It’s all come down to this. After years of preparation, title cards slowly counting down the time, Jake Epping has finally arrived at Nov. 22, 1963, the day of the John F. Kennedy assassination. He and Sadie are armed with historical details (i.e. Lee Harvey Oswald will fire his first shot, and miss, at 12:30 p.m.), though not all of them prove useful in their attempt to change history. After hitting an unexpected police barricade that forces them to abandon their hotwired car, Jake realizes that his presence has already changed history. Time is malleable now, and anything can happen. This makes the appearance of visions (Frank Dunning, Johnny Clayton) even freakier. Time is out of joint.
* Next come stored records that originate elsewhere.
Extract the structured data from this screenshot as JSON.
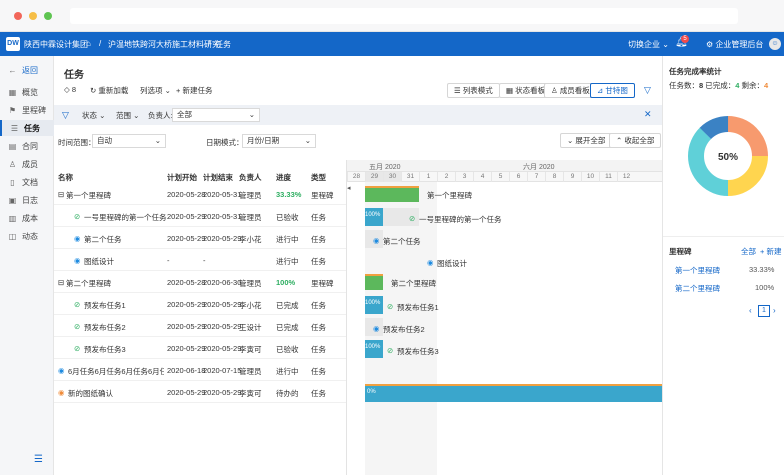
{
  "app": {
    "logo": "DW",
    "company": "陕西中霖设计集团",
    "breadcrumb_project": "沪温地铁跨河大桥施工材料研究",
    "breadcrumb_sep": "/",
    "breadcrumb_page": "任务",
    "switch_company": "切换企业",
    "notif_count": "5",
    "admin": "企业管理后台"
  },
  "sidebar": {
    "back": "返回",
    "items": [
      {
        "label": "概览"
      },
      {
        "label": "里程碑"
      },
      {
        "label": "任务"
      },
      {
        "label": "合同"
      },
      {
        "label": "成员"
      },
      {
        "label": "文档"
      },
      {
        "label": "日志"
      },
      {
        "label": "成本"
      },
      {
        "label": "动态"
      }
    ]
  },
  "toolbar": {
    "title": "任务",
    "tag_count": "8",
    "reload": "重新加载",
    "columns": "列选项",
    "new_task": "新建任务",
    "views": [
      "列表模式",
      "状态看板",
      "成员看板",
      "甘特图"
    ]
  },
  "filters": {
    "status": "状态",
    "range": "范围",
    "assignee_label": "负责人:",
    "assignee_value": "全部",
    "time_range_label": "时间范围：",
    "time_range_value": "自动",
    "date_mode_label": "日期模式：",
    "date_mode_value": "月份/日期",
    "expand_all": "展开全部",
    "collapse_all": "收起全部"
  },
  "table": {
    "headers": [
      "名称",
      "计划开始",
      "计划结束",
      "负责人",
      "进度",
      "类型"
    ],
    "rows": [
      {
        "name": "第一个里程碑",
        "start": "2020-05-28",
        "end": "2020-05-31",
        "owner": "管理员",
        "progress": "33.33%",
        "type": "里程碑"
      },
      {
        "name": "一号里程碑的第一个任务",
        "start": "2020-05-29",
        "end": "2020-05-31",
        "owner": "管理员",
        "progress": "已验收",
        "type": "任务"
      },
      {
        "name": "第二个任务",
        "start": "2020-05-29",
        "end": "2020-05-29",
        "owner": "李小花",
        "progress": "进行中",
        "type": "任务"
      },
      {
        "name": "图纸设计",
        "start": "-",
        "end": "-",
        "owner": "",
        "progress": "进行中",
        "type": "任务"
      },
      {
        "name": "第二个里程碑",
        "start": "2020-05-28",
        "end": "2020-06-30",
        "owner": "管理员",
        "progress": "100%",
        "type": "里程碑"
      },
      {
        "name": "预发布任务1",
        "start": "2020-05-29",
        "end": "2020-05-29",
        "owner": "李小花",
        "progress": "已完成",
        "type": "任务"
      },
      {
        "name": "预发布任务2",
        "start": "2020-05-29",
        "end": "2020-05-29",
        "owner": "王设计",
        "progress": "已完成",
        "type": "任务"
      },
      {
        "name": "预发布任务3",
        "start": "2020-05-29",
        "end": "2020-05-29",
        "owner": "李寅可",
        "progress": "已验收",
        "type": "任务"
      },
      {
        "name": "6月任务6月任务6月任务6月任务",
        "start": "2020-06-18",
        "end": "2020-07-15",
        "owner": "管理员",
        "progress": "进行中",
        "type": "任务"
      },
      {
        "name": "新的图纸确认",
        "start": "2020-05-29",
        "end": "2020-05-29",
        "owner": "李寅可",
        "progress": "待办的",
        "type": "任务"
      }
    ]
  },
  "gantt": {
    "month1": "五月 2020",
    "month2": "六月 2020",
    "days": [
      "28",
      "29",
      "30",
      "31",
      "1",
      "2",
      "3",
      "4",
      "5",
      "6",
      "7",
      "8",
      "9",
      "10",
      "11",
      "12"
    ],
    "labels": [
      "第一个里程碑",
      "一号里程碑的第一个任务",
      "第二个任务",
      "图纸设计",
      "第二个里程碑",
      "预发布任务1",
      "预发布任务2",
      "预发布任务3"
    ],
    "pct_100": "100%",
    "pct_0": "0%"
  },
  "right": {
    "title": "任务完成率统计",
    "summary_prefix": "任务数：",
    "total": "8",
    "done_label": "已完成：",
    "done": "4",
    "remain_label": "剩余：",
    "remain": "4",
    "donut_center": "50%",
    "donut_colors": [
      "#f79a6e",
      "#ffd54f",
      "#5fd0d8",
      "#3b82c4"
    ],
    "milestone_title": "里程碑",
    "all": "全部",
    "new": "+ 新建",
    "milestones": [
      {
        "name": "第一个里程碑",
        "pct": "33.33%"
      },
      {
        "name": "第二个里程碑",
        "pct": "100%"
      }
    ],
    "page": "1"
  }
}
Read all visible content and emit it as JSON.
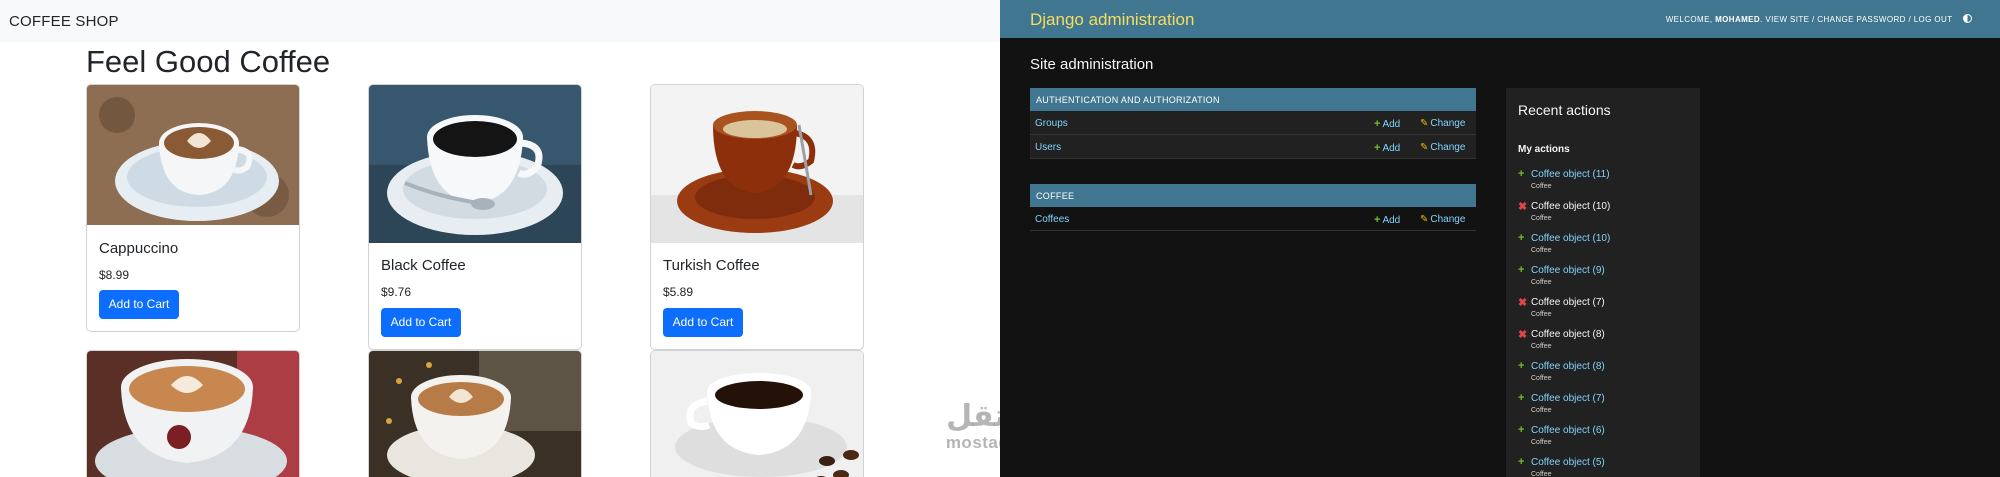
{
  "shop": {
    "brand": "COFFEE SHOP",
    "title": "Feel Good Coffee",
    "products": [
      {
        "name": "Cappuccino",
        "price": "$8.99",
        "button": "Add to Cart"
      },
      {
        "name": "Black Coffee",
        "price": "$9.76",
        "button": "Add to Cart"
      },
      {
        "name": "Turkish Coffee",
        "price": "$5.89",
        "button": "Add to Cart"
      }
    ],
    "primary_color": "#0d6efd"
  },
  "watermark": {
    "arabic": "مستقل",
    "latin": "mostaql.com"
  },
  "admin": {
    "branding": "Django administration",
    "user_tools": {
      "welcome": "WELCOME,",
      "user": "MOHAMED",
      "view_site": "VIEW SITE",
      "change_password": "CHANGE PASSWORD",
      "log_out": "LOG OUT",
      "separator": "/"
    },
    "site_title": "Site administration",
    "modules": [
      {
        "caption": "AUTHENTICATION AND AUTHORIZATION",
        "rows": [
          {
            "name": "Groups",
            "add": "Add",
            "change": "Change"
          },
          {
            "name": "Users",
            "add": "Add",
            "change": "Change"
          }
        ]
      },
      {
        "caption": "COFFEE",
        "rows": [
          {
            "name": "Coffees",
            "add": "Add",
            "change": "Change"
          }
        ]
      }
    ],
    "recent": {
      "title": "Recent actions",
      "my_actions": "My actions",
      "items": [
        {
          "icon": "plus-icon",
          "label": "Coffee object (11)",
          "type": "Coffee"
        },
        {
          "icon": "delete-icon",
          "label": "Coffee object (10)",
          "type": "Coffee"
        },
        {
          "icon": "plus-icon",
          "label": "Coffee object (10)",
          "type": "Coffee"
        },
        {
          "icon": "plus-icon",
          "label": "Coffee object (9)",
          "type": "Coffee"
        },
        {
          "icon": "delete-icon",
          "label": "Coffee object (7)",
          "type": "Coffee"
        },
        {
          "icon": "delete-icon",
          "label": "Coffee object (8)",
          "type": "Coffee"
        },
        {
          "icon": "plus-icon",
          "label": "Coffee object (8)",
          "type": "Coffee"
        },
        {
          "icon": "plus-icon",
          "label": "Coffee object (7)",
          "type": "Coffee"
        },
        {
          "icon": "plus-icon",
          "label": "Coffee object (6)",
          "type": "Coffee"
        },
        {
          "icon": "plus-icon",
          "label": "Coffee object (5)",
          "type": "Coffee"
        }
      ]
    },
    "colors": {
      "header": "#417690",
      "branding": "#f5dd5d",
      "link": "#81d4fa",
      "add": "#70bf2b",
      "delete": "#dd4646",
      "change": "#efb80b"
    }
  }
}
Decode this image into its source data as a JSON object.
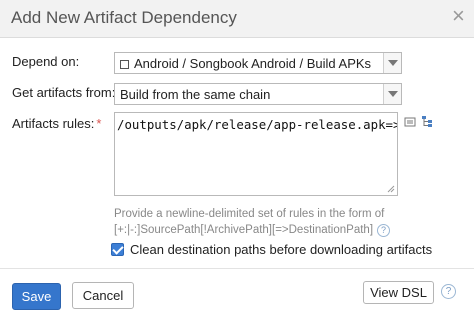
{
  "dialog": {
    "title": "Add New Artifact Dependency",
    "close_icon": "close-icon"
  },
  "form": {
    "depend_on": {
      "label": "Depend on:",
      "value": "Android / Songbook Android / Build APKs"
    },
    "get_artifacts_from": {
      "label": "Get artifacts from:",
      "value": "Build from the same chain"
    },
    "artifacts_rules": {
      "label": "Artifacts rules:",
      "required_mark": "*",
      "value": "/outputs/apk/release/app-release.apk=>app"
    },
    "help_line1": "Provide a newline-delimited set of rules in the form of",
    "help_line2": "[+:|-:]SourcePath[!ArchivePath][=>DestinationPath]",
    "clean_destination": {
      "label": "Clean destination paths before downloading artifacts",
      "checked": true
    }
  },
  "footer": {
    "save_label": "Save",
    "cancel_label": "Cancel",
    "view_dsl_label": "View DSL"
  },
  "colors": {
    "accent": "#3576cc",
    "required": "#d9534f"
  }
}
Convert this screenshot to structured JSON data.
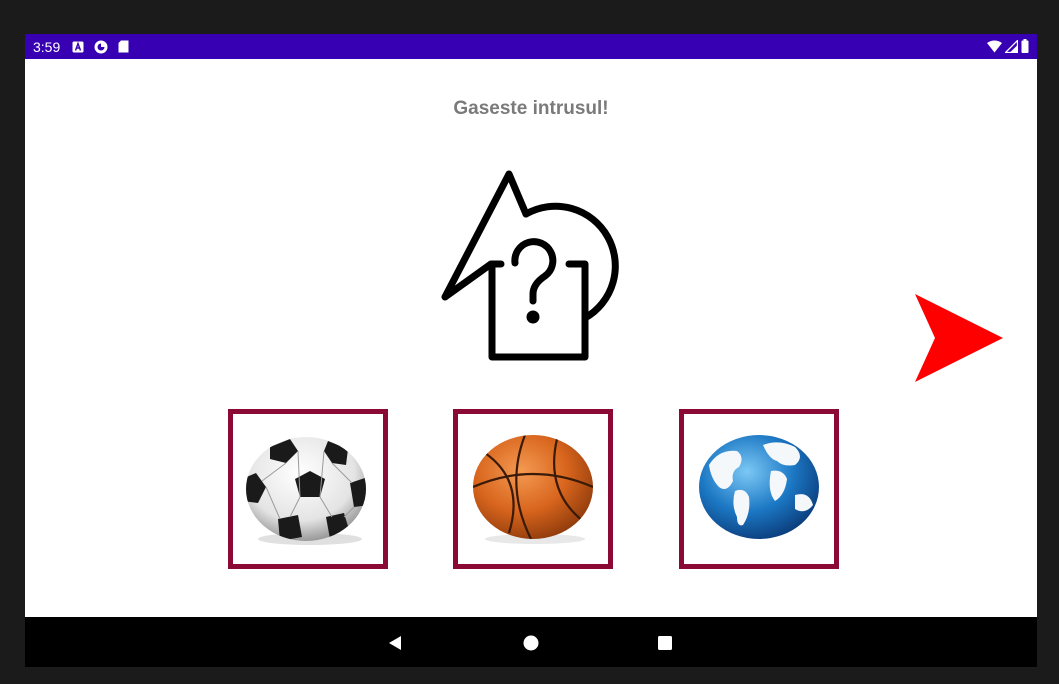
{
  "status_bar": {
    "time": "3:59",
    "left_icons": [
      "a-notification-icon",
      "sync-icon",
      "sd-card-icon"
    ],
    "right_icons": [
      "wifi-icon",
      "signal-icon",
      "battery-icon"
    ],
    "background_color": "#3700b3"
  },
  "main": {
    "title": "Gaseste intrusul!",
    "center_icon": "shapes-question-icon",
    "next_icon": "next-arrow-icon",
    "next_color": "#ff0000",
    "options": [
      {
        "icon": "soccer-ball-icon"
      },
      {
        "icon": "basketball-icon"
      },
      {
        "icon": "globe-icon"
      }
    ],
    "option_border_color": "#8b0a35"
  },
  "nav_bar": {
    "buttons": [
      "back-icon",
      "home-icon",
      "recents-icon"
    ]
  }
}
Oswald is already in position. “They will remember your name,” he tells himself. Even after five episodes with the character, it seems like this is the only motivation we’ll ever get for his attack on Kennedy.
As Jake and Sadie finally reach the book depository where Oswald’s holed up, the scene quickly shifts among different vantage points: Oswald steadying himself, the presidential motorcade approaching the plaza, and other incidental characters so important to Kennedy conspiracy theories. There, for instance, is the Babushka Lady while Abraham Zapruder films the whole thing with his personal camera.
Oswald gets off his first shot (and misses) just as Jake and Sadie burst in. He turns to shoot them. Once again, he misses and loses his opportunity — the Kennedy motorcade gets safely away. But then the door slams shut, trapping Jake and Sadie inside with the assassin — the past can be a real bastard when it gets angry.
Oswald tells Jake he came here to do something important — sounding not unlike Jake himself with his mission. After a few minutes of stalking each other through the rows of boxes, Jake and Oswald finally get into a face-to-face scuffle. Jake grabs the rifle and shoots Oswald dead but not in time to save Sadie. She was shot in the crossfire. Jake wants to run and get help, but she tells him to stay with her. He does so. Police burst in and arrest Jake. He screams at them to help Sadie, but it’s too late. She’s dead. Kennedy is safe but at a great cost.
Jake is arrested and booked — found with two dead people and his fingerprints all over the incriminating rifle, he certainly looks suspicious. Luckily for Jake, FBI Agent Hosty (the one who had been following Oswald over previous weeks) is in the interrogation room. When Jake asks why Hosty didn’t stop Oswald, the agent dismisses the ornery Dallas cop and talks to Jake privately. Hosty tells Jake that American citizens love Kennedy and they’re looking for someone to blame for this scary assassination attempt. Jake promises that if he’s put on trial, he’ll reveal everything he knows about the FBI — not only that they failed to stop Oswald, but that the organization is also spying on the Kennedys. Plus, there’s that little matter of the president’s mistresses. Pay attention in history class, kids!
This only makes Hosty more determined to pin the crime on Jake, but then a call comes through. It’s the president himself, calling to thank Jake for saving his life. We don’t see Kennedy’s face, just hear his voice while Jake gazes at a portrait hanging in the precinct. That’s what Jake was saving, after all — not a physical person so much as an optimistic idea of America that was marred by the violent assassination.
Jake’s name is not publicized, and he gets Agent Hosty to drop him off at the bus station, planning to get back to the rabbit hole in Lisbon and return to the future. Hosty is weirded out by Jake but promises he won’t tear down this image of an American hero. “God knows the country wants a hero,” he tells Jake in full ending-of-The Dark Knight fashion. He asks Jake for his theory on why Oswald wanted to kill Kennedy. No one will ever know, Jake responds. That’s true — Oswald is still a historical enigma. It’s nice that the show didn’t try to shoehorn its interpretation on top of a real historical figure, but on the other hand, it does feel weird to have spent so much time with a character and still know barely anything about him. Oswald’s mother is shown speaking on camera about how her son is still a hero, but there’s no word of Marina or the children.
As Jake waits for his bus, he sees a vision of Sadie — just as he first met her, reading From Here to Eternity on a bench. But then she disappears, like all the others. Jake returns to Lisbon and goes back to the rabbit hole to see what he’s wrought.